Sherry hat jetzt neue Produktionsregeln
In Sachen Herkunft lassen die Spanier nicht mit sich spaßen, wenn es um Sherry geht. Dieser ganz besondere Weinstil ist seit 1933 festen (und sehr strengen) Regeln unterworfen. Und die hat man jetzt noch einmal kräftig erneuert.
Im Jahr 1587 raubte der englische Freibeuter Sir Francis Drake sage und schreibe 2.900 Sherry-Fässer aus der Stadt Cádiz, um den gespriteten Wein nach England zu bringen. Ohne Sherry wollte der portugiesische Seefahrer Magellan Anfang des 16. Jahrhunderts seine Weltreise nicht antreten. Und auch William Shakespeare (1564 bis 1616) war ein beinharter Sherry-Fan, der ihn nicht nur selbst in seiner Lieblings-Taverne genoss, sondern dem Sherry auch in zahlreichen seiner Dramen wie “Richard II.” oder den “Lustigen Weibern von Windsor” ein Denkmal setzte.

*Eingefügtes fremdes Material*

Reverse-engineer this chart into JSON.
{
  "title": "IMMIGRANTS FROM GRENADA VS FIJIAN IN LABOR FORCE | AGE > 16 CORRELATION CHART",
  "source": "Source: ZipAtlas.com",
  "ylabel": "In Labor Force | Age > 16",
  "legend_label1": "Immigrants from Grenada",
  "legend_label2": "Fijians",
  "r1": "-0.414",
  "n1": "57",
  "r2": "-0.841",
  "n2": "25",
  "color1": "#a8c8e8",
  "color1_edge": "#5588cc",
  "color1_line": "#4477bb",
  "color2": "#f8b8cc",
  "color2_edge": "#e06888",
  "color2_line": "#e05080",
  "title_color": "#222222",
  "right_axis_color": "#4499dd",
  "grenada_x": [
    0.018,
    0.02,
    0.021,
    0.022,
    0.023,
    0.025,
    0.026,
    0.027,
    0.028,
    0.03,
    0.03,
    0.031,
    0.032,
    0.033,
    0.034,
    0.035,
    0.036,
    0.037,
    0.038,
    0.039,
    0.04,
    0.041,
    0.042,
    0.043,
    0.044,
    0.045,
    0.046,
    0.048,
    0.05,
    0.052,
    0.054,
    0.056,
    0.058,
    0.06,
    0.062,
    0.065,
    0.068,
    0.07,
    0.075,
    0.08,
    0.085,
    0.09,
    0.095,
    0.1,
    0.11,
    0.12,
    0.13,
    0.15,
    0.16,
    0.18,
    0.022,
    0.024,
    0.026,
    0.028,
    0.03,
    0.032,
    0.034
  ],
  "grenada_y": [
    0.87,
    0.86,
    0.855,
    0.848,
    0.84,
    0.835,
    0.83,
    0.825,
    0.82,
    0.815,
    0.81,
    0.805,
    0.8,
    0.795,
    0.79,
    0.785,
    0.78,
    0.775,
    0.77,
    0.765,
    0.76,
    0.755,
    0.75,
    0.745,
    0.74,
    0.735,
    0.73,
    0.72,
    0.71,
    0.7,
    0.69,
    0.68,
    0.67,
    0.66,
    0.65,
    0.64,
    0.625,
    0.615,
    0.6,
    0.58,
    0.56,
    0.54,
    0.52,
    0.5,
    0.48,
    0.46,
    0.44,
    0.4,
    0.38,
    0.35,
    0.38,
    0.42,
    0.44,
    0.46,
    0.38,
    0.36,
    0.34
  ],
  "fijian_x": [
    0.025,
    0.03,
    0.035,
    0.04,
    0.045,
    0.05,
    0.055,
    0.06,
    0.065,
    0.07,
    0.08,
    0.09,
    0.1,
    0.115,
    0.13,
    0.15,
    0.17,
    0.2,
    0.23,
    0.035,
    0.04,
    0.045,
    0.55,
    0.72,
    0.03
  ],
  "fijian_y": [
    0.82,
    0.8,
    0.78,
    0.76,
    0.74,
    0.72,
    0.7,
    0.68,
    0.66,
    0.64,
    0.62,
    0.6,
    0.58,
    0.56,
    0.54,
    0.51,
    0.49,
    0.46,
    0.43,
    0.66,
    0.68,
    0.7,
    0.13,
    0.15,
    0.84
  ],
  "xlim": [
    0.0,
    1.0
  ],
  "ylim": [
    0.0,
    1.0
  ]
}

Ihr seht: Sherry begeistert die Menschen bereits seit Jahrhunderten. Die Produktionsregeln wurden allerdings erst im Jahr 1933 festgelegt. Damals wurde nämlich der Consejo Regulador gegründet, der all die unterschiedlichen Gesetze der enorm vielfältigen Sherry-Stile festlegte. Wobei der Begriff Sherry dann tatsächlich erst 1996 von der Europäischen Union für die spanischen Appellationen D.O. Jerez/Xérèz/Sherry und D.O. Manzanilla de Sanlúcar Barrameda geschützt wurde, damit Nachahmer keine Chance mehr hatten. In den knapp hundert Jahren seit Gründung der Consejo Regulador hat sich natürlich in der Sherry-Produktion einiges getan. Ein Weinstil ist immer auch ein Spiegel seiner Zeit. Und Zeiten ändern sich nun einmal. Trotzdem hat das Sherry-Gremium nun ein paar sehr signifikante Änderungen des Regelwerks bekannt gegeben. Und die schauen wir uns jetzt mal zusammen an.
Sherry: Aufspriten oder nicht?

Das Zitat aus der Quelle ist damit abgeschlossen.